A typical QA process works like this: after coders process a batch of charts, a QA team reviews a sample, usually 5% to 10% of completed work. They check whether codes match the documentation, whether evidence supports the HCC, and whether the coder followed protocol. Problems found in the sample trigger re-reviews. The rest of the batch, the 90% to 95% that wasn’t sampled, ships to CMS without QA review.
The OIG’s March 2026 audits found error rates between 81% and 91% across three plans. Those error rates reflect the quality of what was submitted, which means the quality of what passed through QA. If QA catches problems at a rate lower than the actual error rate in the coded output, defective codes pass through the QA filter and reach CMS. The filter itself becomes the weakest link.
Why Sample-Based QA Misses Systemic Problems
Sample-based QA is designed to catch random errors: a coder who misread a note, a one-off mapping mistake, an isolated documentation oversight. It’s not designed to catch systemic problems: an AI that consistently overvalues a particular category, a documentation pattern that satisfies the coder’s threshold but not the auditor’s, or a MEAT validation gap that applies to an entire class of diagnoses.

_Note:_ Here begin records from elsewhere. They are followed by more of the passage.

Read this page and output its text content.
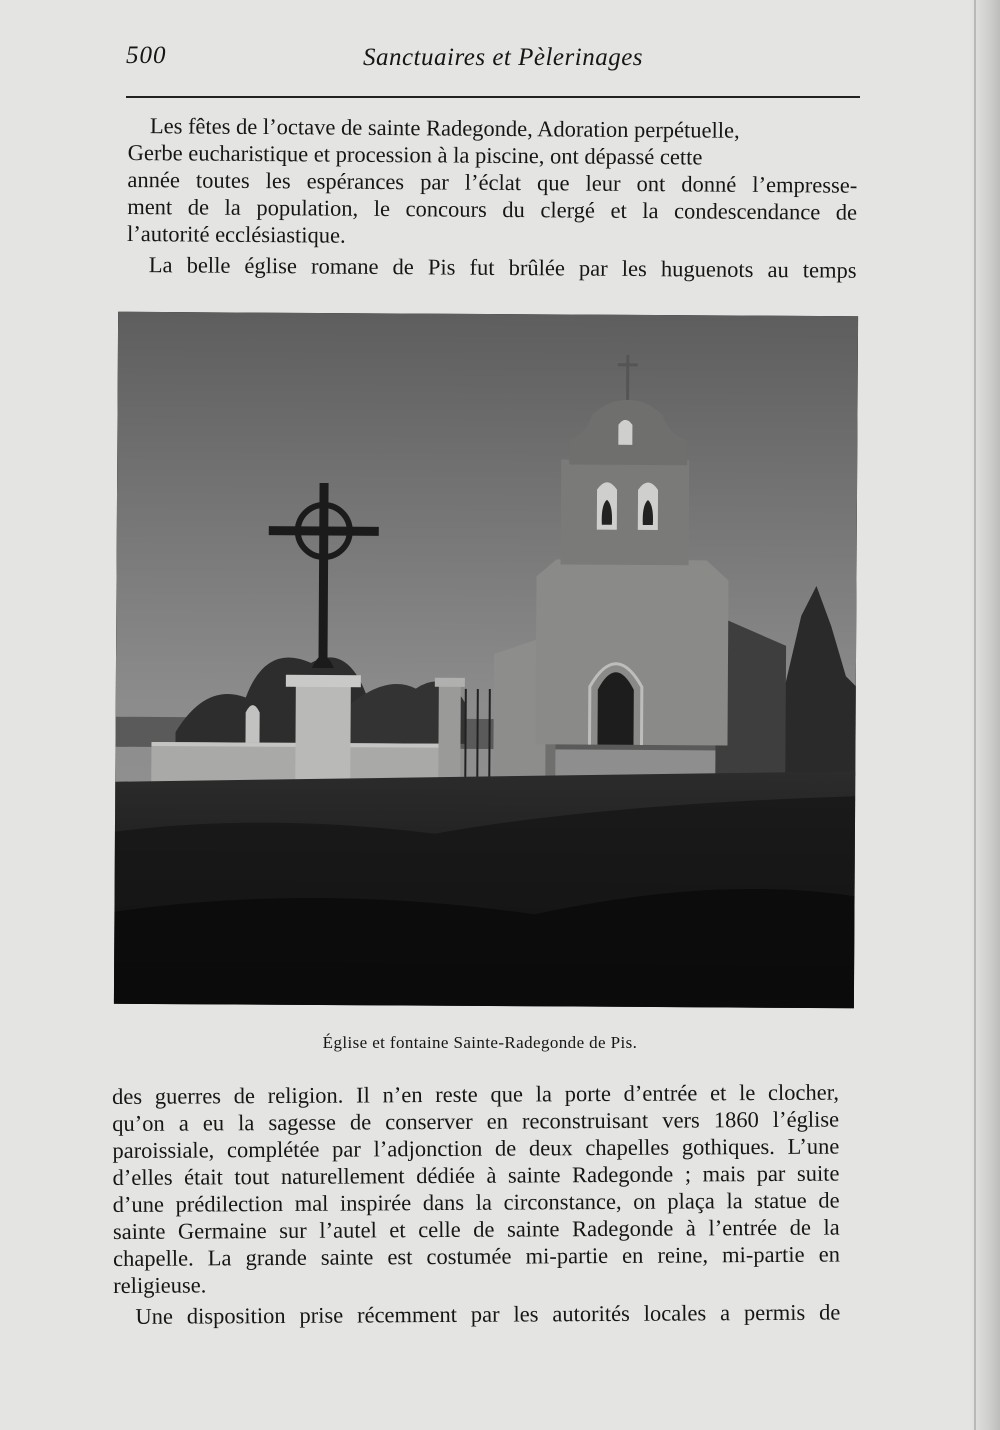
500	Sanctuaires et Pèlerinages
Les fêtes de l’octave de sainte Radegonde, Adoration perpétuelle,
Gerbe eucharistique et procession à la piscine, ont dépassé cette
année toutes les espérances par l’éclat que leur ont donné l’empresse-
ment de la population, le concours du clergé et la condescendance de
l’autorité ecclésiastique.
La belle église romane de Pis fut brûlée par les huguenots au temps
Église et fontaine Sainte-Radegonde de Pis.
des guerres de religion. Il n’en reste que la porte d’entrée et le clocher,
qu’on a eu la sagesse de conserver en reconstruisant vers 1860 l’église
paroissiale, complétée par l’adjonction de deux chapelles gothiques. L’une
d’elles était tout naturellement dédiée à sainte Radegonde ; mais par suite
d’une prédilection mal inspirée dans la circonstance, on plaça la statue de
sainte Germaine sur l’autel et celle de sainte Radegonde à l’entrée de la
chapelle. La grande sainte est costumée mi-partie en reine, mi-partie en
religieuse.
Une disposition prise récemment par les autorités locales a permis de
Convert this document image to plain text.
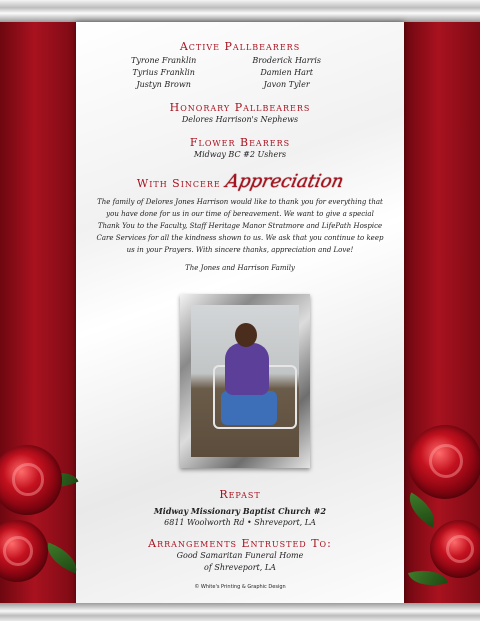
Active Pallbearers
Tyrone Franklin
Tyrius Franklin
Justyn Brown
Broderick Harris
Damien Hart
Javon Tyler
Honorary Pallbearers
Delores Harrison's Nephews
Flower Bearers
Midway BC #2 Ushers
With Sincere Appreciation

The family of Delores Jones Harrison would like to thank you for everything that you have done for us in our time of bereavement. We want to give a special Thank You to the Faculty, Staff Heritage Manor Stratmore and LifePath Hospice Care Services for all the kindness shown to us. We ask that you continue to keep us in your Prayers. With sincere thanks, appreciation and Love!

The Jones and Harrison Family
Repast
Midway Missionary Baptist Church #2
6811 Woolworth Rd • Shreveport, LA
Arrangements Entrusted To:
Good Samaritan Funeral Home
of Shreveport, LA
© White's Printing & Graphic Design
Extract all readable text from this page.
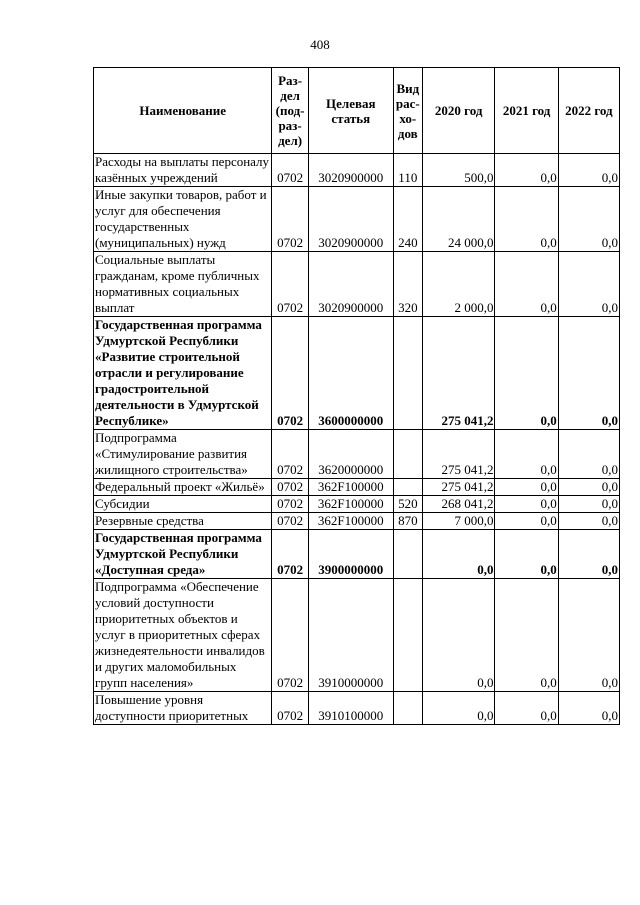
408
Наименование	Раз-дел (под-раз-дел)	Целевая статья	Вид рас-хо-дов	2020 год	2021 год	2022 год
Расходы на выплаты персоналу казённых учреждений	0702	3020900000	110	500,0	0,0	0,0
Иные закупки товаров, работ и услуг для обеспечения государственных (муниципальных) нужд	0702	3020900000	240	24 000,0	0,0	0,0
Социальные выплаты гражданам, кроме публичных нормативных социальных выплат	0702	3020900000	320	2 000,0	0,0	0,0
Государственная программа Удмуртской Республики «Развитие строительной отрасли и регулирование градостроительной деятельности в Удмуртской Республике»	0702	3600000000		275 041,2	0,0	0,0
Подпрограмма «Стимулирование развития жилищного строительства»	0702	3620000000		275 041,2	0,0	0,0
Федеральный проект «Жильё»	0702	362F100000		275 041,2	0,0	0,0
Субсидии	0702	362F100000	520	268 041,2	0,0	0,0
Резервные средства	0702	362F100000	870	7 000,0	0,0	0,0
Государственная программа Удмуртской Республики «Доступная среда»	0702	3900000000		0,0	0,0	0,0
Подпрограмма «Обеспечение условий доступности приоритетных объектов и услуг в приоритетных сферах жизнедеятельности инвалидов и других маломобильных групп населения»	0702	3910000000		0,0	0,0	0,0
Повышение уровня доступности приоритетных	0702	3910100000		0,0	0,0	0,0
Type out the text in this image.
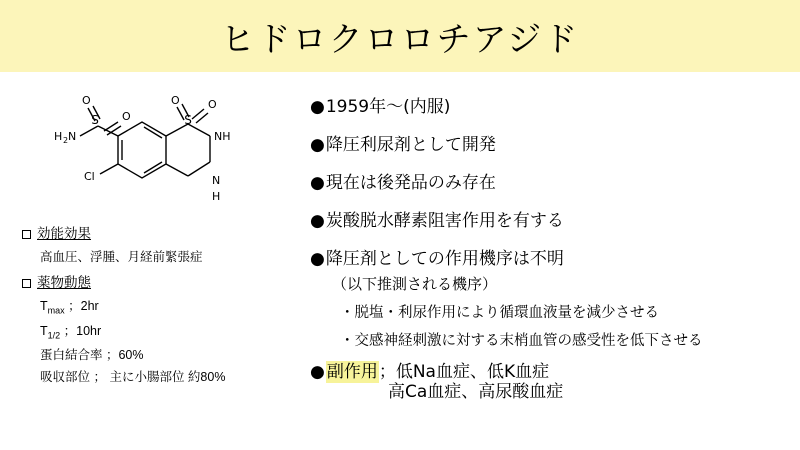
ヒドロクロロチアジド
H 2 N
S
O
O
Cl
S
O	O
NH
N
H
効能効果
高血圧、浮腫、月経前緊張症
薬物動態
$T_{max}$ ；2hr
$T_{1/2}$ ；10hr
蛋白結合率 ；60%
吸収部位 ； 主に小腸部位 約80%
● 1959年～(内服)
● 降圧利尿剤として開発
● 現在は後発品のみ存在
● 炭酸脱水酵素阻害作用を有する
● 降圧剤としての作用機序は不明
（以下推測される機序）
・脱塩・利尿作用により循環血液量を減少させる
・交感神経刺激に対する末梢血管の感受性を低下させる
● 副作用 ；低Na血症、低K血症
高Ca血症、高尿酸血症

Systemic problems affect every chart they touch, not just the 5% that QA samples. If the AI misapplies MEAT criteria for vascular disease codes across 500 charts and QA reviews 25 of them, QA might catch the pattern, or it might not, depending on which 25 charts were sampled and whether the reviewer recognizes the systemic nature of the error. The other 475 charts ship with the same defect.
The solution isn’t reviewing 100% of charts manually. That eliminates the efficiency gains AI provides. The solution is AI-assisted QA that evaluates the full output for pattern-level problems before the sample-based human review begins.
AI-Augmented Quality Assurance
AI-augmented QA operates in two layers. The first layer runs automated checks across the full coded output. It evaluates every chart for MEAT completeness, evidence-code alignment, category-specific risk factors (e.g., single-occurrence acute conditions without current management documentation), and coding patterns that deviate from expected distributions. This automated layer catches systemic problems across the entire batch, not just the sampled subset.
The second layer is human review, focused on the cases the automated layer flagged. Instead of reviewing a random 5% sample, the QA team reviews every chart the AI identified as potentially problematic, plus a random sample for calibration. Human judgment applies where the AI identified uncertainty. The rest of the output, which passed automated validation, proceeds with documented evidence trails that demonstrate the validation was performed.
This approach produces two things traditional QA doesn’t: full-population systemic error detection and a documented QA trail for every chart, not just the sampled ones. When CMS audits a code, the plan can show not just the evidence trail for the coding decision but also the QA validation that confirmed the decision’s defensibility.
The Quality Investment That Compounds
QA is where AI quality and coder quality converge into submission quality. Plans that underinvest in QA undermine every dollar spent on better AI and better coders, because the output passes through a filter that doesn’t catch what it should. Retrospective Risk Adjustment Coding programs that redesign QA around AI-augmented full-population screening, targeted human review, and documented validation trails are closing the bottleneck that sits between good technology and defensible submissions. The investment compounds because every improvement in QA rigor improves the defensibility of every code the program produces.